Auf der anderen Seite: Ist Heiraten nicht antiquiert? Und aus der Perspektive einer Frau irgendwie unemanzipiert?

Carmen Thornton ist Anwältin für Familienrecht und findet: "Wenn sich ein Elternteil hauptsächlich um die Kinder kümmert, bietet die Ehe eine gute Absicherung." Beruflich stecken meistens die Frauen zurück, sobald Kinder kommen. In Österreich gehen nur etwa zehn Prozent der Väter in Karenz. Dabei nehmen sich die meisten weniger als drei Monate Zeit dafür. Sechs Monate Karenz oder mehr nimmt überhaupt nur ein Prozent der Väter. Und damit ist es nicht getan: Mütter arbeiten im Anschluss oft jahrelang in Teilzeit, um sich um die Kinder zu kümmern. "Als unverheiratete Frau und Mutter steht man vor dem Nichts, sollte die Beziehung in die Brüche gehen", sagt Thornton. "Das ist eine Katastrophe!"

Na bumm. Eine Katastrophe also. In der Realität gibt es aber sehr viele unverheiratete Paare mit Kindern. Auch in meinem Umfeld. Und die Statistik sagt: Etwa 40 Prozent der Kinder in Österreich werden in nicht verheiratete Beziehungen geboren. Tendenz steigend. "Viele denken, sie brauchen die Ehe nicht. Sie wollen möglichst frei und ungebunden leben und sehen gar nicht, dass es auch ein Absicherungskonzept für schlechte Tage ist", erklärt die Familienanwältin den Trend.

"Im Todesfall besteht bei einer Ehe ein gesetzliches Erbrecht und man hat als hinterbliebener Partner Anspruch auf Witwer-/Witwenpension", sagt Thornton. "Außerdem kann man beim Ableben des Partners etwa in den Mietvertrag eintreten. Wenn man eine Eigentumswohnung hat, besteht lebenslanges Wohnrecht." All diese Rechte haben Hinterbliebene einer Lebensgemeinschaft nicht.

"Welche Unterschiede gibt es zwischen Ehe und eingetragener Partnerschaft?"

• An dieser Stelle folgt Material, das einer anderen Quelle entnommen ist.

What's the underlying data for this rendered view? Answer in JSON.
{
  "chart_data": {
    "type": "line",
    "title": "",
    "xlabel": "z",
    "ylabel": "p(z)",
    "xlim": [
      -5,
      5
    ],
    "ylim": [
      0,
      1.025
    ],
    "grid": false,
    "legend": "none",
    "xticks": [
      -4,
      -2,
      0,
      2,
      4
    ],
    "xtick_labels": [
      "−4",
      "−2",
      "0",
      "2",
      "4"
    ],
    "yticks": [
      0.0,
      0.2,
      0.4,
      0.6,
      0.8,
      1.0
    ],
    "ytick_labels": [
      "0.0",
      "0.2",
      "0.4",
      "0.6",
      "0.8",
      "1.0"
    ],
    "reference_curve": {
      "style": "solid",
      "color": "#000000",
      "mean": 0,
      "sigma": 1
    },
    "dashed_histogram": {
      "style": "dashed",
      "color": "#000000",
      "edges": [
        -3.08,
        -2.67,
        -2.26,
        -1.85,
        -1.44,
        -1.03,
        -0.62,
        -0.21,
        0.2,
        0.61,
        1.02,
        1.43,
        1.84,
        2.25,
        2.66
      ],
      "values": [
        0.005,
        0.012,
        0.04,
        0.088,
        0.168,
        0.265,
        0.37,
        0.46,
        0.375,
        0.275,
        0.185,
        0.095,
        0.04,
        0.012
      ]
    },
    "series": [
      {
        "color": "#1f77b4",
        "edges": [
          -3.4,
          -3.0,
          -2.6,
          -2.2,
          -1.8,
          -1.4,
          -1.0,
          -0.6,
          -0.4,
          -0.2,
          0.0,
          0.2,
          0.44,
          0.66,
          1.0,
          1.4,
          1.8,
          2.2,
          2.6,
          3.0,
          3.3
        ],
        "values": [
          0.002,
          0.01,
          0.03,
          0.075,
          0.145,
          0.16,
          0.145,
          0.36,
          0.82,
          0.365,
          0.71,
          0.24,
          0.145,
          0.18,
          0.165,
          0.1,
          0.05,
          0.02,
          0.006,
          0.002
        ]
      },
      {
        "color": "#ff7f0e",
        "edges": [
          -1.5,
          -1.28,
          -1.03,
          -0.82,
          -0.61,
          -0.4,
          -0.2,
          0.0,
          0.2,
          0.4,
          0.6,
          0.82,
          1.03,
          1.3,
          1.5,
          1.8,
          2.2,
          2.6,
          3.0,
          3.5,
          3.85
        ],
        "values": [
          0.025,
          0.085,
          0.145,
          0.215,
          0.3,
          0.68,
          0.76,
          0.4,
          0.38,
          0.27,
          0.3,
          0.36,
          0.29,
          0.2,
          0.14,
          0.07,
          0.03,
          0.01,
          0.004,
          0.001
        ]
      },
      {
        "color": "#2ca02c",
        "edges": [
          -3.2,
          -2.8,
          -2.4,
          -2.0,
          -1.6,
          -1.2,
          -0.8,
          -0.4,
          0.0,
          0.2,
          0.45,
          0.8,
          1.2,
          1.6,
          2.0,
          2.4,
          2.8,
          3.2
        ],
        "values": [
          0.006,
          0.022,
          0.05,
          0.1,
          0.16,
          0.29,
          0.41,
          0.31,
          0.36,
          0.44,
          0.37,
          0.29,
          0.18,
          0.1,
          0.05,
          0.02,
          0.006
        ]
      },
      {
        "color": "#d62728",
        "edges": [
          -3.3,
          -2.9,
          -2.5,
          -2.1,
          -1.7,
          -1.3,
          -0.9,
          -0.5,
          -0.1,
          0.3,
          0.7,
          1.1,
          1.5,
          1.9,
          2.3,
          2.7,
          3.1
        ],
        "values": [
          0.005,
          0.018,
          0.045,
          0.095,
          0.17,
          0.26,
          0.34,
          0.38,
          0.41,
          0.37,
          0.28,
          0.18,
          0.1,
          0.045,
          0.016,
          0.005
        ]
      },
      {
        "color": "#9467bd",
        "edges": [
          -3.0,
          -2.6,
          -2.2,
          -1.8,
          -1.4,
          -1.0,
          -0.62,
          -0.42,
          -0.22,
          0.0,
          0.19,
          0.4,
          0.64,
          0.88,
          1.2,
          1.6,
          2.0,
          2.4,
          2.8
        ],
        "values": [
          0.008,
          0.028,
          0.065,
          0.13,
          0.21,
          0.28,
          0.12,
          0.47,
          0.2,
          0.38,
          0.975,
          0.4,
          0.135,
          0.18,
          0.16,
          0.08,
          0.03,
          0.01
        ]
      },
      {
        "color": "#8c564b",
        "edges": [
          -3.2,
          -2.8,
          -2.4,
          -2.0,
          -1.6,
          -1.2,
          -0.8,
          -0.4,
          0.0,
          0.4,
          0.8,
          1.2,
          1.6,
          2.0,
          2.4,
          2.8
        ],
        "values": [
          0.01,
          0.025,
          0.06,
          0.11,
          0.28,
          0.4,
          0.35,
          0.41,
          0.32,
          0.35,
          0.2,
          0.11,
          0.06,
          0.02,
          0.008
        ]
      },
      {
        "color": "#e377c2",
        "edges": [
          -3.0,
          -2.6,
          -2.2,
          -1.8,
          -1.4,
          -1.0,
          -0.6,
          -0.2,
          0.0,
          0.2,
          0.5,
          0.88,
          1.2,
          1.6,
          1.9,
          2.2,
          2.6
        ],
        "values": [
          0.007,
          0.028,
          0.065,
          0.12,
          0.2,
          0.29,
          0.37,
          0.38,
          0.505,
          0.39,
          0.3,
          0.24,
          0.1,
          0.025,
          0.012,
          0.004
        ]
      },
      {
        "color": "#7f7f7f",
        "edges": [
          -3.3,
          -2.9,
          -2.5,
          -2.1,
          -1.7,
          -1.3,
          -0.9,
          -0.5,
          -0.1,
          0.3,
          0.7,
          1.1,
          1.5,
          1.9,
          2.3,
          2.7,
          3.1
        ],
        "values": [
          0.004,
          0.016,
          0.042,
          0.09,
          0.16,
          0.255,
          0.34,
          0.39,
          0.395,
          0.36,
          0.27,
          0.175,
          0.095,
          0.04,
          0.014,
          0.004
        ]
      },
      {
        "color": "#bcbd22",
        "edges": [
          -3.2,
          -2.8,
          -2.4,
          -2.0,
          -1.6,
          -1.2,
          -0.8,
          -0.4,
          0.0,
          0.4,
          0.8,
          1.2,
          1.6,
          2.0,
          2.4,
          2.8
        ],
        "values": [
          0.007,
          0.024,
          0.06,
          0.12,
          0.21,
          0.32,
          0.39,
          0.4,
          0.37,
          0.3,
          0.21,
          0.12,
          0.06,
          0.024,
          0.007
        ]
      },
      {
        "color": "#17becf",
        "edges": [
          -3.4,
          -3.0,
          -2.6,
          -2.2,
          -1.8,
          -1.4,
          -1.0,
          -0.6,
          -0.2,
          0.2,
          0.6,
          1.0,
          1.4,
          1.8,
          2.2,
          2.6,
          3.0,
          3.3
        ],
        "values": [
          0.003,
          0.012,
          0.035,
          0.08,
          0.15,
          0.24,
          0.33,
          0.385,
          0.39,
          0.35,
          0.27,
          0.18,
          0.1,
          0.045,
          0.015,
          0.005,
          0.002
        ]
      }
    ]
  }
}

Seit 2019 gibt es die Ehe für alle. Gleichzeitig wurde die eingetragene Lebenspartnerschaft für verschiedengeschlechtliche Paare zugänglich. Ist sie eine gute Alternative zur Ehe?

Vielen Paaren erscheint die Ehe als zu verbindlich. Die eingetragene Partnerschaft hingegen wirkt auf den ersten Blick, vielleicht auch historisch bedingt, progressiv. Schließlich mussten sich homosexuelle Paare Stück für Stück ihre Rechte über die eingetragene Partnerschaft erkämpfen. Fakt ist aber: Die eingetragene Partnerschaft unterscheidet sich kaum von einer Eheschließung. In beiden Fällen handelt sich um einen Vertrag mit den gleichen, wechselseitigen Rechten und Pflichten. "Paare haben die Möglichkeit, zwischen zwei Optionen zu wählen, die am Ende fast identische Rechtsfolgen haben", sagt Thornton. "Besser wäre es, die eingetragene Lebenspartnerschaft endlich rechtlich umzugestalten, um Paaren tatsächlich eine echte Alternative zu bieten."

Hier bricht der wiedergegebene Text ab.